The transport capacity of a ropeway is the maximum number of passengers that can be transported per hour and direction. A key parameter in the choice of the ropeway system, it is determined by the following factors:
- Capacity of the cars
- In the case of reversibles, the number of return trips per hour
- In the case of circulating (continuous-movement) systems, the carrier interval
Reversible aerial trams: The maximum number of return trips per hour is dependent on what is called cycle time. Cycle time is the length of time between two successive carrier departures from a station. It is the sum of transit time between the stations and carrier dwell time in the station. Cycle time is expressed in seconds.
Transport capacity per hour and direction is the product of the number of return trips per hour and the capacity of the carriers.
Here is an example:
Assuming that transit time between the stations of a reversible is six and a half minutes (390 s), dwell time in the station 50 s and the capacity of the carriers is 80 persons (p), the number of return trips per hour is 8.18 (3,600 : (390 + 50) = 8.18) and transport capacity is 654 (8.18 x 80 = 654) persons per hour and direction (PPHPD), usually only specified as PPH.
Transit time depends mainly on the length of the line: Transport capacity decreases with increasing length of the line. In terms of transport capacity, reversible aerial trams are therefore best suited for ropeways with short lines.
Continuous-movement gondola lifts: The time that elapses between the departure of two successive carriers from a station is known as the carrier interval. It is calculated as the quotient of carrier spacing on the rope and line speed and expressed in seconds (s). The carrier interval must be long enough to permit safe loading and unloading as well as reliable operation of the safety systems as the carriers travel through the stations. For circulating ropeway systems (gondola lifts, chair lifts, surface lifts), the ropeway standards directly or indirectly specify minimum values for the carrier interval.
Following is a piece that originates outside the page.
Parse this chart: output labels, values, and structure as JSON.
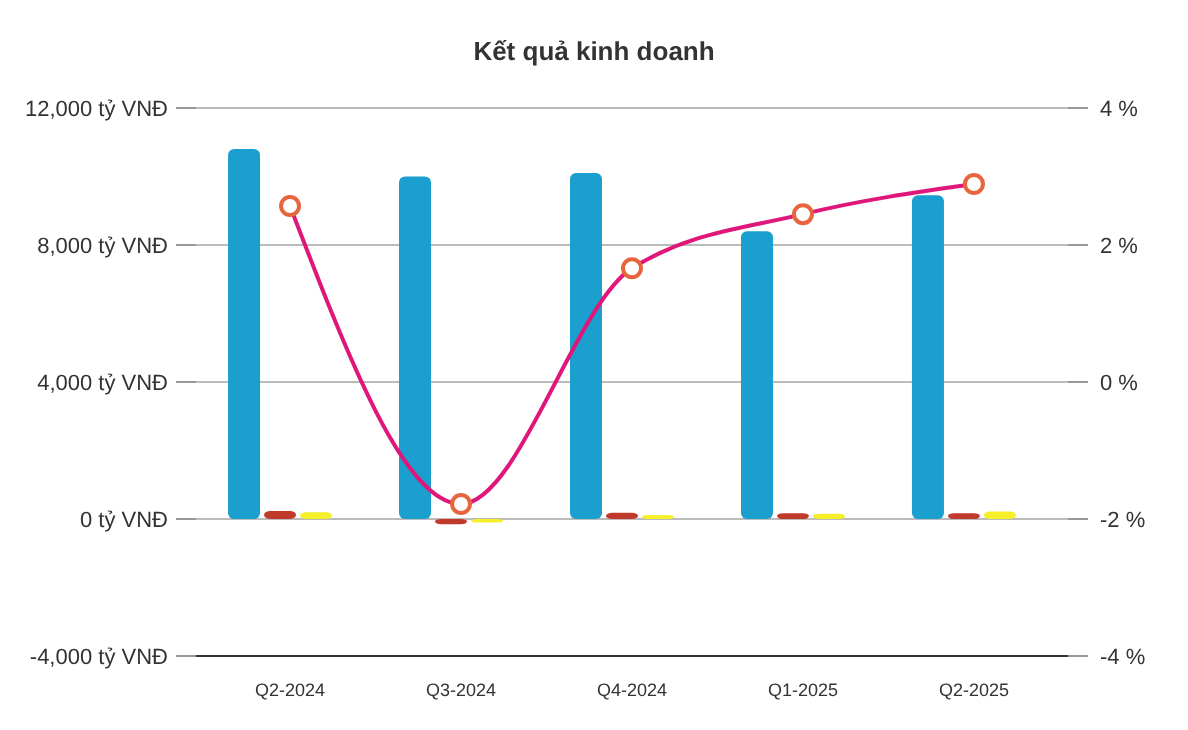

Calculating transport capacity: The number of departures per hour is calculated by dividing 3,600 s by the carrier interval. Transport capacity per hour and direction is the product of the number of departures and carrier capacity.
Here is an example:
Assuming that a six-seater chairlift has a carrier interval of 10.0 s, the number of departures per hour is 360 (3,600 : 10.0 = 360) and transport capacity is 2,160 (360 x 6 = 2,160) persons per hour and direction (PPHPD), usually only specified as PPH.
Here is another example in more abbreviated form:
Assuming that a surface lift with T-bars (2 persons) has a carrier interval of 6.0 s, transport capacity is calculated as 3,600 : 6.0 x 2 = 1,200 PPH.
Unlike a reversible system, the transport capacity of a circulating system is independent of the length of the line. For this reason, continuous-movement ropeways are needed to achieve high transport capacities on installations with long lines.
Vertical transport capacity in the ski area
In addition to ropeway capacity expressed as persons per hour transported (PPH), ropeway transport capacity relative to the vertical meters served for skiing or snowboarding etc. in the ski area is often formulated as vertical transport meters per hour (VTMH), which is the product of ropeway transport capacity and vertical drop. This is a useful parameter for an assessment of total ski area ropeway capacity as it makes a difference whether a ride gives access to a short slope with just a few meters of vertical or a long trail with a significant vertical drop.
Assessing the economics of a ropeway project is not usually one of the primary tasks of the ropeway engineer. The estimated capital and operating costs considered in the light of the overall financial situation of the ropeway company will often play a role, however, as will the use of methods for selecting alternatives (e.g. different ropeway systems) and variants (e.g. different lines for a given system). The main types of analysis performed in this context include the following:
- Impact analysis
- Cost-benefit analysis
- Cost-effectiveness analysis
- Cost-utility analysis
When comparing different ropeway systems or evaluating project variants, a cost-utility analysis, for example, can have a positive effect on the transparency and accuracy of the decisions reached through the focus on the weighting and evaluation of the criteria applied.